Tips On How To Make Your Mobile Blog Friendly

Use a task-based design

Design your mobile blog and its structure with the mobile user in mind. Think about the reasons visitors use their mobile phones to check your blog. Perhaps they want to read one of your blogs and easily find related articles. Make sure your mobile visitor can easily do that. Check your Google Analytics in order to know which pages are most visited amongst your mobile audience. You can easily check this in Google Analytics, for instance at Audience » Mobile » Devices by adding a secondary dimension for Destination Page.

If someone finds your website and starts browsing it, make sure they can easily find and complete what they wanted to do. The use of a mobile phone most of the times implicates being on the go and a lesser attention span. Distractions are everywhere. Design your mobile UX to make sure they get things done.

Hamburger menu & sticky menu

Add a sticky menu with a search option and a hamburger icon. We all know the hamburger icon, and adding that as a substitute for your menu seems logical: it’s a space saver. Most menus fold out vertically, but some fold out to the left or right. Sometimes the word ‘menu’ is shown instead of the hamburger icon.

Your mobile menu should stay focused, especially when your website also has a drop-down menu. Consider creating great landing pages for your main menu items and just forget about the submenu for your mobile website. It will be more convenient to focus on mobile search instead. As the small mobile device does not allow you to put everything in your mobile menu, you want the search option to always be available.

Large touch surfaces

Our SEO Boston services already mentioned this before, and it’s so obvious, yet still not common. Mobile websites are usually browsed with a thumb. And we need to be able to click elements with that thumb as well.

“Ideally, buttons should be between 44px and 57px on a standard screen and 88px to 114px on a high-density (retina) screen. This allows enough area for the average fingertip to easily activate a button.”

And not just buttons, but other elements can be too small or too close for a finger. It’s really annoying to click a link and end up somewhere else, just because the link next to it is too close to the link you wanted. It’s in Google PageSpeed Insights as well, like the button hit areas. That tool is not the holy grail of mobile UX, but if Google can test it that easily, why not keep it in mind when designing your mobile website, especially when designing elements like a mobile menu or footer links.

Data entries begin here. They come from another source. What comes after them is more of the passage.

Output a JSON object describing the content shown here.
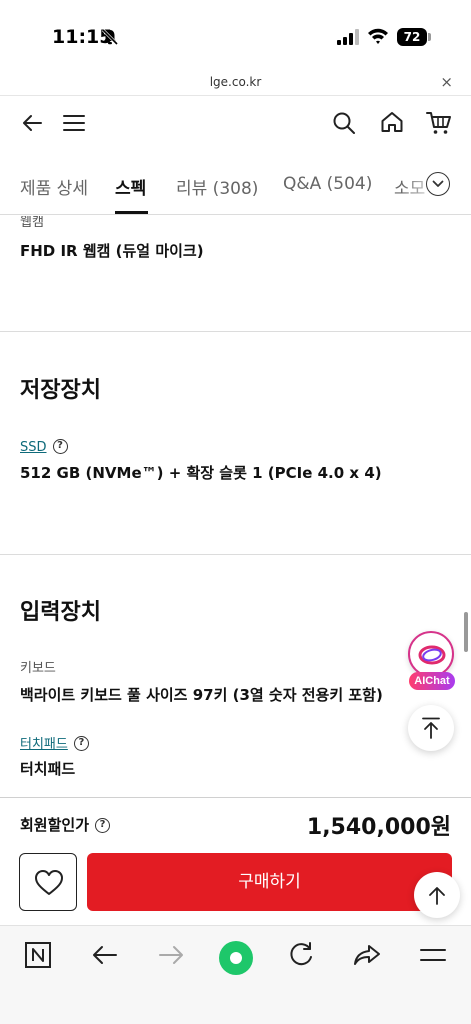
{
  "status_bar": {
    "time": "11:15",
    "battery": "72"
  },
  "url_bar": {
    "domain": "lge.co.kr",
    "close": "×"
  },
  "tabs": [
    {
      "label": "제품 상세"
    },
    {
      "label": "스펙"
    },
    {
      "label": "리뷰 (308)"
    },
    {
      "label": "Q&A (504)"
    },
    {
      "label": "소모"
    }
  ],
  "specs": {
    "webcam_label": "웹캠",
    "webcam_value": "FHD IR 웹캠 (듀얼 마이크)",
    "storage_title": "저장장치",
    "ssd_label": "SSD",
    "ssd_value": "512 GB (NVMe™) + 확장 슬롯 1 (PCIe 4.0 x 4)",
    "input_title": "입력장치",
    "keyboard_label": "키보드",
    "keyboard_value": "백라이트 키보드 풀 사이즈 97키 (3열 숫자 전용키 포함)",
    "touchpad_label": "터치패드",
    "touchpad_value": "터치패드"
  },
  "help_glyph": "?",
  "aichat": {
    "label": "AIChat"
  },
  "price_bar": {
    "label": "회원할인가",
    "price": "1,540,000원",
    "buy_label": "구매하기"
  },
  "colors": {
    "accent_red": "#e31c23",
    "link_teal": "#0e6a7a",
    "toolbar_green": "#1ec76a"
  }
}
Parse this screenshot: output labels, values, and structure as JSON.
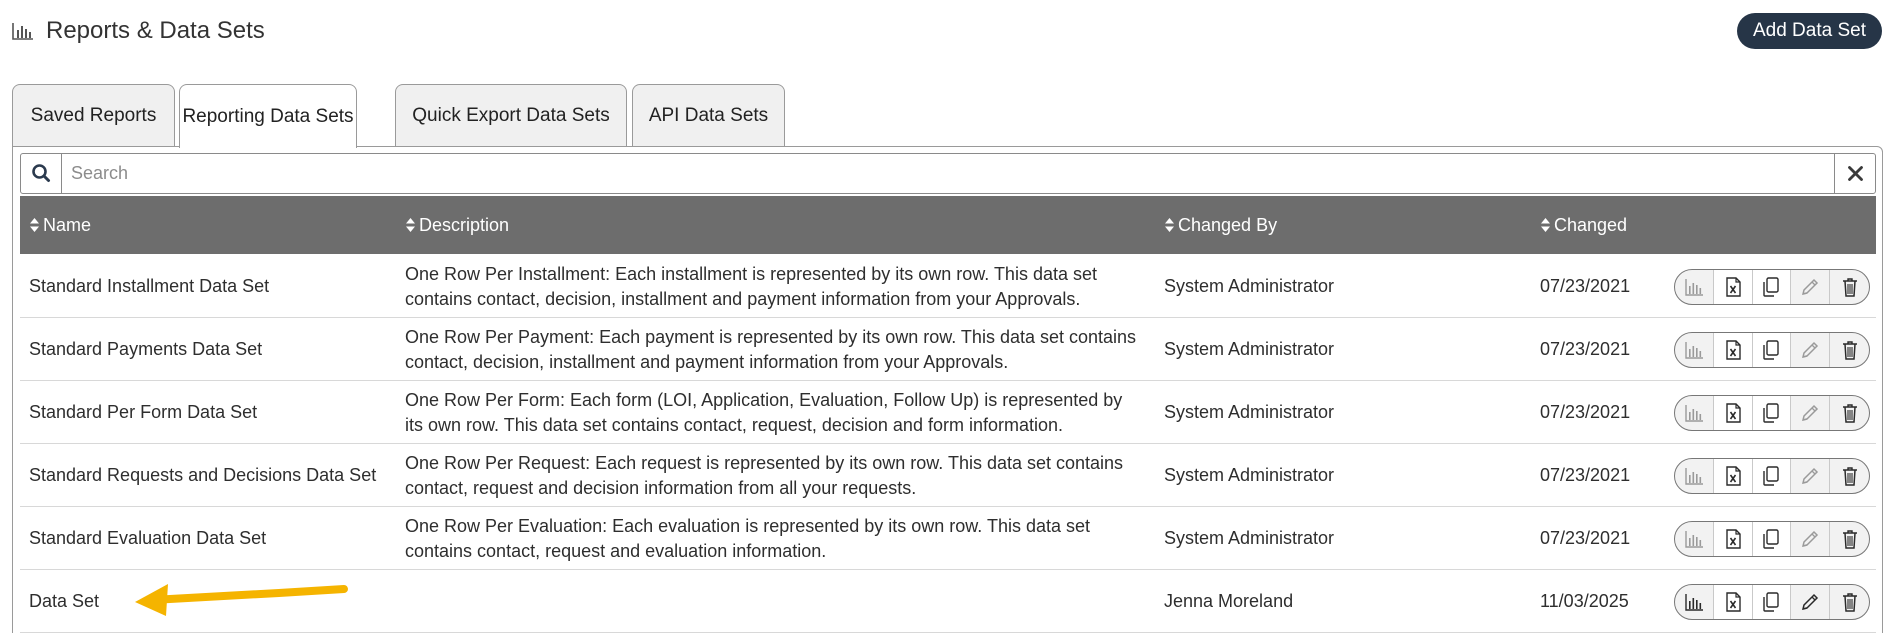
{
  "header": {
    "title": "Reports & Data Sets",
    "icon": "bar-chart-icon",
    "add_button": "Add Data Set"
  },
  "tabs": [
    {
      "label": "Saved Reports",
      "active": false
    },
    {
      "label": "Reporting Data Sets",
      "active": true
    },
    {
      "label": "Quick Export Data Sets",
      "active": false
    },
    {
      "label": "API Data Sets",
      "active": false
    }
  ],
  "search": {
    "placeholder": "Search",
    "value": "",
    "search_icon": "magnifier-icon",
    "clear_icon": "close-icon"
  },
  "table": {
    "columns": [
      "Name",
      "Description",
      "Changed By",
      "Changed"
    ],
    "rows": [
      {
        "name": "Standard Installment Data Set",
        "description": "One Row Per Installment: Each installment is represented by its own row. This data set contains contact, decision, installment and payment information from your Approvals.",
        "changed_by": "System Administrator",
        "changed": "07/23/2021"
      },
      {
        "name": "Standard Payments Data Set",
        "description": "One Row Per Payment: Each payment is represented by its own row. This data set contains contact, decision, installment and payment information from your Approvals.",
        "changed_by": "System Administrator",
        "changed": "07/23/2021"
      },
      {
        "name": "Standard Per Form Data Set",
        "description": "One Row Per Form: Each form (LOI, Application, Evaluation, Follow Up) is represented by its own row. This data set contains contact, request, decision and form information.",
        "changed_by": "System Administrator",
        "changed": "07/23/2021"
      },
      {
        "name": "Standard Requests and Decisions Data Set",
        "description": "One Row Per Request: Each request is represented by its own row. This data set contains contact, request and decision information from all your requests.",
        "changed_by": "System Administrator",
        "changed": "07/23/2021"
      },
      {
        "name": "Standard Evaluation Data Set",
        "description": "One Row Per Evaluation: Each evaluation is represented by its own row. This data set contains contact, request and evaluation information.",
        "changed_by": "System Administrator",
        "changed": "07/23/2021"
      },
      {
        "name": "Data Set",
        "description": "",
        "changed_by": "Jenna Moreland",
        "changed": "11/03/2025"
      }
    ],
    "row_actions": [
      "chart-icon",
      "excel-icon",
      "copy-icon",
      "edit-icon",
      "delete-icon"
    ]
  },
  "colors": {
    "header_bg": "#6d6d6d",
    "add_button_bg": "#263547",
    "arrow": "#f5b400"
  }
}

Make your fonts large enough

Font size is really important for mobile blog. You can’t just use all the desktop font sizes on your mobile website as well. There are two reasons for that:

1 The mobile screen size. You don’t want the title to fill the screen, you want to make sure the article starts within the first view of the page. Nor do you want the base font (like your paragraph font) to be too small to read without having to pinch and zoom.

2 You’ll create a mess when using more than three font sizes. The size differences will be much more visible. That’s why we advise limiting the number of font sizes to two, maybe three.

Test your mobile blog again. And again.

When serving a responsive website to your visitors, you need to make sure that every change on your desktop site is also tested on the mobile version of your site. That is the only way you can make sure your mobile blog is always up to date.